Like his older brother Fritz, Herbert Huber came to ski racing through his father. In the winter of 1965 he achieved his first victories in FIS races in Lebanon and in 1966 he achieved second places in the slalom of Mürren and in slalom and combination of Hemsedal . In February 1966 he became Austrian champion in slalom and runner-up in combination and not least secured a starting place for the 1966 World Cup in Portillo in the summer . There he was eliminated in the first slalom run.
In the first World Cup race in history, a slalom on January 5th, 1967 in Berchtesgaden , Huber achieved eighth place. After further top 10 results, he stood third in the Franconia slalom on the winners' podium for the first time on March 11 and celebrated his first World Cup victory two weeks later in the Jackson Hole slalom. He was sixth in the Slalom World Cup and eighth in the overall World Cup in the 1967 season. In the 1968 season, Huber initially achieved several top 10 results in the World Cup. At the 1968 Winter Olympics in Grenoble , which also counted as a world championship, he finished third in slalom behind Karl Schranz and Jean-Claude Killy . After Schranz was disqualified, Huber won the silver medal. In March and April he won two giant slaloms in Rossland and Heavenly Valley and two second places in the slaloms of Aspen and Heavenly Valley. In his most successful World Cup season - the Olympic Games were also part of the World Cup - he came third in the overall and giant slalom world cup and fourth in the slalom world cup, both as the best Austrian. In addition, he became Austrian slalom champion for the second time in 1968.

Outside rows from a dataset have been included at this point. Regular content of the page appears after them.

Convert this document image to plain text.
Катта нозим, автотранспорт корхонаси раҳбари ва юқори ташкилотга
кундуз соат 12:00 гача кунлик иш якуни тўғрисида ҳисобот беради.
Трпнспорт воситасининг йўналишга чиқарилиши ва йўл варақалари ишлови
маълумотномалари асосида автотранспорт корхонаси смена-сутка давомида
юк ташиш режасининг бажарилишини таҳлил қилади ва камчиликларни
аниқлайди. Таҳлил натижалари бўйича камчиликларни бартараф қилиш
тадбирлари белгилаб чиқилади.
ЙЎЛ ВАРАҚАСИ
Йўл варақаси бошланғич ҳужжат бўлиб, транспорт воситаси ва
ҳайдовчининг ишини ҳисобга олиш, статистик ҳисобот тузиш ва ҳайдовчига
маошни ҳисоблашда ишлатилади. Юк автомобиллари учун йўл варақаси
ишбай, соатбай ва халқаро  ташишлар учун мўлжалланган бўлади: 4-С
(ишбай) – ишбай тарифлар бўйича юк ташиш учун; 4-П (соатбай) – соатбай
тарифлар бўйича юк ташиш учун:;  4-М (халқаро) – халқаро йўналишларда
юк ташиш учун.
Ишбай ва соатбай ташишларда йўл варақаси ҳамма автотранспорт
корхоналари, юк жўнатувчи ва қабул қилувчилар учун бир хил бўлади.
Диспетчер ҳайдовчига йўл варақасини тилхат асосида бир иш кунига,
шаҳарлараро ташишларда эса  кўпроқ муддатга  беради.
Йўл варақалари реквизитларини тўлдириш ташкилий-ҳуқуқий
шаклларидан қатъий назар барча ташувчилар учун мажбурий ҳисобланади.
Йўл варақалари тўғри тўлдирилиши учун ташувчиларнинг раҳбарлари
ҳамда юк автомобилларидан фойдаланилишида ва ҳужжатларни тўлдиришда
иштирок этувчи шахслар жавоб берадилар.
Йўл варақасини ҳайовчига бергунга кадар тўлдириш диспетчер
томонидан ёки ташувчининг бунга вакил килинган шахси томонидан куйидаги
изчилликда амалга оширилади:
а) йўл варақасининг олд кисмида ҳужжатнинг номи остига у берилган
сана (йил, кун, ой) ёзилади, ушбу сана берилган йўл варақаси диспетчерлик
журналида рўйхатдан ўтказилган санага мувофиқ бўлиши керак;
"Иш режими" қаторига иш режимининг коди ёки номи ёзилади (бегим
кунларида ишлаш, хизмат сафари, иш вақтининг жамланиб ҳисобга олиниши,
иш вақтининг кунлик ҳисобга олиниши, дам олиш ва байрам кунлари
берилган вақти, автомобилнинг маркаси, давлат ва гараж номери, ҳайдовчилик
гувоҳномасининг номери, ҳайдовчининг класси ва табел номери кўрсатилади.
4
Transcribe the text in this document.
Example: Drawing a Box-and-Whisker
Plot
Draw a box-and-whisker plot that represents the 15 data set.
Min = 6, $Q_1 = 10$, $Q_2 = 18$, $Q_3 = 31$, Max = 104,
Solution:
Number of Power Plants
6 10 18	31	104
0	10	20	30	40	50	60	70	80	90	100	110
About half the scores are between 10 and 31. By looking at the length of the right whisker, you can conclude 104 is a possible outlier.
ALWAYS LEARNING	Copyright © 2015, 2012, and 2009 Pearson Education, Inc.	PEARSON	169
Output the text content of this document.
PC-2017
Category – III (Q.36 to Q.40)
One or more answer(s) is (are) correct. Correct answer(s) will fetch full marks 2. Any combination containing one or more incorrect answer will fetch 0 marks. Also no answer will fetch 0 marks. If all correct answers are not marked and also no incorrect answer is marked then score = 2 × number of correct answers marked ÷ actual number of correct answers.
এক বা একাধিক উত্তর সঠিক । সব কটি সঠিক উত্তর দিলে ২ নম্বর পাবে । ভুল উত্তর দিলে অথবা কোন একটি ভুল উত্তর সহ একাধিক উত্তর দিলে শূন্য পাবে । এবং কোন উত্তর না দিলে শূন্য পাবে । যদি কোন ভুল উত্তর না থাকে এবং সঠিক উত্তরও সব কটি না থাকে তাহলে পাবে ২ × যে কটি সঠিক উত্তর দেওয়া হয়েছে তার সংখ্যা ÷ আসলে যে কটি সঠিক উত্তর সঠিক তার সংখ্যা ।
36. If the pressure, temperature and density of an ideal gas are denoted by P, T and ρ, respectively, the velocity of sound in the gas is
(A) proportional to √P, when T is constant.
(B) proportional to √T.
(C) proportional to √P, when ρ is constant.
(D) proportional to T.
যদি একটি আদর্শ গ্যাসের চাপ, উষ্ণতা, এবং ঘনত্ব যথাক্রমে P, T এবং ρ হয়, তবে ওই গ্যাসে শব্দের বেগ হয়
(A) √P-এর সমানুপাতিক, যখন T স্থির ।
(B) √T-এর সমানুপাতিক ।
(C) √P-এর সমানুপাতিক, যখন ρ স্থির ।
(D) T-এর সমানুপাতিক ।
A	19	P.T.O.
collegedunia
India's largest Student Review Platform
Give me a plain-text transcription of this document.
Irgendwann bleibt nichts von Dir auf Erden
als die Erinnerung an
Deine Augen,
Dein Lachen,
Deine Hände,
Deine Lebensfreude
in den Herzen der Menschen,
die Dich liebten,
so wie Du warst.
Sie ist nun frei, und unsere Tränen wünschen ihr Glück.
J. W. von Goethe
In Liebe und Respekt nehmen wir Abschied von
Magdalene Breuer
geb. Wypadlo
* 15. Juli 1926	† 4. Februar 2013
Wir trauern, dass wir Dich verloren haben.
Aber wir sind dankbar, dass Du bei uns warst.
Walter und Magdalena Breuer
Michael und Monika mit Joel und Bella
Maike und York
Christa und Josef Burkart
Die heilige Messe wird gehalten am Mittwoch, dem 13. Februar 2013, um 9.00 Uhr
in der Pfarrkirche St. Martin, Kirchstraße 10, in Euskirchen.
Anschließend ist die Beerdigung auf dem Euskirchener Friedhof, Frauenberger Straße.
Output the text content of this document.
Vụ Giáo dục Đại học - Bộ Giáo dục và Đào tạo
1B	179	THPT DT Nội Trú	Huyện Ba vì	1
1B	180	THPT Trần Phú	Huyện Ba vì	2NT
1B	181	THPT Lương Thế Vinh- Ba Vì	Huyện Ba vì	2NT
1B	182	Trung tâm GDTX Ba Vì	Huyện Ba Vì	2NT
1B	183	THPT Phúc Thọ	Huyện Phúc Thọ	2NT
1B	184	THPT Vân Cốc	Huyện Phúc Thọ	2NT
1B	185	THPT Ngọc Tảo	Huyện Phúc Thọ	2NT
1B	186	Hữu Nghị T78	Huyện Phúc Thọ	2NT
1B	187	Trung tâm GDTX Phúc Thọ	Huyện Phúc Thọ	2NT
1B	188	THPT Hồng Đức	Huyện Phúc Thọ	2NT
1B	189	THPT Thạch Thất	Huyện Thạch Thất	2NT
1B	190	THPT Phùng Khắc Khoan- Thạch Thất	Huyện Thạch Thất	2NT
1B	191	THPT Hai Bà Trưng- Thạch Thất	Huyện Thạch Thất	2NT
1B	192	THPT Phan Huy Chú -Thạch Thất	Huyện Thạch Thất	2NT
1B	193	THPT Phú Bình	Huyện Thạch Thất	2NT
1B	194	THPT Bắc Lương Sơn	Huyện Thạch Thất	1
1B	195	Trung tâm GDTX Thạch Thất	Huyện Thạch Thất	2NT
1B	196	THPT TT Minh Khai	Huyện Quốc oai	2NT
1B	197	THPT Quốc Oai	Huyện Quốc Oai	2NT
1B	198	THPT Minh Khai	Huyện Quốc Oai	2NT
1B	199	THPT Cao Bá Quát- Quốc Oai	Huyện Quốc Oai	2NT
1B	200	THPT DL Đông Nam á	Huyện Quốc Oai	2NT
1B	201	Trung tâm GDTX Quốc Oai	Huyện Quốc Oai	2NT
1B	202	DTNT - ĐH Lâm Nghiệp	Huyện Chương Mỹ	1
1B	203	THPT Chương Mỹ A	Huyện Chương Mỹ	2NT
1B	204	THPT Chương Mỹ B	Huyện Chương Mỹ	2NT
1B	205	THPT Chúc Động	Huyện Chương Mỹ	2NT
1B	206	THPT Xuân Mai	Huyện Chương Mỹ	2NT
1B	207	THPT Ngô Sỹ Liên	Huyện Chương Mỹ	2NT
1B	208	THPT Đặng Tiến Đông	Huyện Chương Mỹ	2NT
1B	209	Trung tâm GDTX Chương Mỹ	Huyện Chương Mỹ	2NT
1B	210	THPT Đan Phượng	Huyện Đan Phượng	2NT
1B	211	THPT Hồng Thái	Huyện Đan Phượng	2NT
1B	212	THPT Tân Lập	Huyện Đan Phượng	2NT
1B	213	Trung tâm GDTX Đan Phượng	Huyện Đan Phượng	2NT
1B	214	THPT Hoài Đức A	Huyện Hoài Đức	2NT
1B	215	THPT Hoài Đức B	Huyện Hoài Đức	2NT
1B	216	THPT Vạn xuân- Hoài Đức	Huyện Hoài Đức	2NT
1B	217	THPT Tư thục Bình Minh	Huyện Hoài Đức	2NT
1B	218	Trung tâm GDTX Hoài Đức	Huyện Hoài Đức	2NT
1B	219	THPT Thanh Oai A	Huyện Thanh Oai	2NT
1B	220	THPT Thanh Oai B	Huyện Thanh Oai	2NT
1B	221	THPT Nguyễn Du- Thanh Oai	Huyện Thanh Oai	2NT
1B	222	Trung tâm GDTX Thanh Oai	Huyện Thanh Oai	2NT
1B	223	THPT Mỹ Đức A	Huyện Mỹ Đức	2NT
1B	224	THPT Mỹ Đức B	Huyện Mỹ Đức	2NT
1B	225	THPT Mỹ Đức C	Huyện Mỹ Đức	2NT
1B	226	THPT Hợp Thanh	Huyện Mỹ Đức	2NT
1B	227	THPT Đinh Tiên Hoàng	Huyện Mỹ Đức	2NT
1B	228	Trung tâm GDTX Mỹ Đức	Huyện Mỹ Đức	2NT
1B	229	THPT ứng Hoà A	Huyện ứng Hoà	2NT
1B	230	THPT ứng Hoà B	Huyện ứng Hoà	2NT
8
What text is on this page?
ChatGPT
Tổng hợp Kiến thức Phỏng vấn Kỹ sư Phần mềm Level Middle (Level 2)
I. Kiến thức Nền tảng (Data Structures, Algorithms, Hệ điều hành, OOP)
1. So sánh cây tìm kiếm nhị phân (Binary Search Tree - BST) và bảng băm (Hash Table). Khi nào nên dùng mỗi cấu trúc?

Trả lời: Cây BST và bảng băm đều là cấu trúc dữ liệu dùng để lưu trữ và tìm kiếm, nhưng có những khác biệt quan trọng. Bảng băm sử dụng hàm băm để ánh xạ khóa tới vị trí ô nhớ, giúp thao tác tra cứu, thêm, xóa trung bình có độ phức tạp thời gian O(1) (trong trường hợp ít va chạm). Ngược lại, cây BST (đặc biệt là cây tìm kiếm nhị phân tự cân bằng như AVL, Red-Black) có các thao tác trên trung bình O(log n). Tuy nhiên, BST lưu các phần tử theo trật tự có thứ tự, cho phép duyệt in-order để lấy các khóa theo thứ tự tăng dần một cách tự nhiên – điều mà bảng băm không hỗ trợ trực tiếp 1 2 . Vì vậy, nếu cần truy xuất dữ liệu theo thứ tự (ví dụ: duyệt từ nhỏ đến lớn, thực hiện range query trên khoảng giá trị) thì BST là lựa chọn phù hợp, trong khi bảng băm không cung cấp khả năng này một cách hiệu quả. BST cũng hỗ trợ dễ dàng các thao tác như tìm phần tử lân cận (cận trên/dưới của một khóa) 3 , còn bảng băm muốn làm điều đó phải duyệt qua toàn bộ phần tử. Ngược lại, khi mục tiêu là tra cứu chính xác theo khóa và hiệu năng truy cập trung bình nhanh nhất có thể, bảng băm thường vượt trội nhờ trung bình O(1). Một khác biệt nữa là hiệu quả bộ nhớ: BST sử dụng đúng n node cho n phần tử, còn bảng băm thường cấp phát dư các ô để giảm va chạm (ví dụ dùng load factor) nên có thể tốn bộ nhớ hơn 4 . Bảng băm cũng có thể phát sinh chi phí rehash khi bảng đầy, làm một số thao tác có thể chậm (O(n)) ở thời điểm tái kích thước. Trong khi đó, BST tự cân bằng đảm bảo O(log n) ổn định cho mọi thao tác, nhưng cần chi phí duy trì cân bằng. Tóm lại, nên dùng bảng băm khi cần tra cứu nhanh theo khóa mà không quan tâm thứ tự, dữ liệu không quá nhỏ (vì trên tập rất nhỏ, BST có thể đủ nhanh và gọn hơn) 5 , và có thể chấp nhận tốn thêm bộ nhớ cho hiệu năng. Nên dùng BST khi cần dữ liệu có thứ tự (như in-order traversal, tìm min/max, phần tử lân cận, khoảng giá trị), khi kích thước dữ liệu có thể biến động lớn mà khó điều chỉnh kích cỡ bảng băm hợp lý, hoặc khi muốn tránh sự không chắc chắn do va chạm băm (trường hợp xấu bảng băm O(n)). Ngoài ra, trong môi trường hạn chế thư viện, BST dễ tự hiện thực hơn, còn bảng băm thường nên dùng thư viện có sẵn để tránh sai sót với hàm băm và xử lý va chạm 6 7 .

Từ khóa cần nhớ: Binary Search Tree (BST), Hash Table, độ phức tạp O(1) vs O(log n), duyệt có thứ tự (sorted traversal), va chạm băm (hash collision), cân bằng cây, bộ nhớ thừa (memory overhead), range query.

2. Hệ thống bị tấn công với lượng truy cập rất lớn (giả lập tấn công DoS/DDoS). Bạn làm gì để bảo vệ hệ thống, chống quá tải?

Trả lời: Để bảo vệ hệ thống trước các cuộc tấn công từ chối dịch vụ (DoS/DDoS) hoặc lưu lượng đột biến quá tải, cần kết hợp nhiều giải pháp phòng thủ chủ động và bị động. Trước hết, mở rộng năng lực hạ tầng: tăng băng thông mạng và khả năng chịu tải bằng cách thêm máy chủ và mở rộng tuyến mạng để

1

In the 1968/69 season , Huber did not win, but made it into the top ten in eight of the nine World Cup slaloms, and was on the podium three times in second and once in third, five points behind the four ex-aequo first-placed winners in the Slalom World Cup Jean-Noël Augert , Patrick Russel , Alfred Matt and Alain Penz took fifth place. In the giant slalom, however, he only achieved two tenth places, which is why he also fell back to tenth place in the overall World Cup. In the 1969/70 season Huber only achieved points in the races in Lienz in December. He finished ninth in giant slalom and second in slalom. After that, he never finished in the top ten in any World Cup races.
On July 15, 1970, Huber, who suffered from depression and after the qualifying race for the 1970 World Cup slalom (on February 7, one day before the actual competition - he only had a second round against a so-called exotic ski, committed Romania enforced) had suffered a nervous breakdown , suicide in his apartment in Kitzbühel . He was buried at the Kitzbühel city cemetery in the Huber family grave.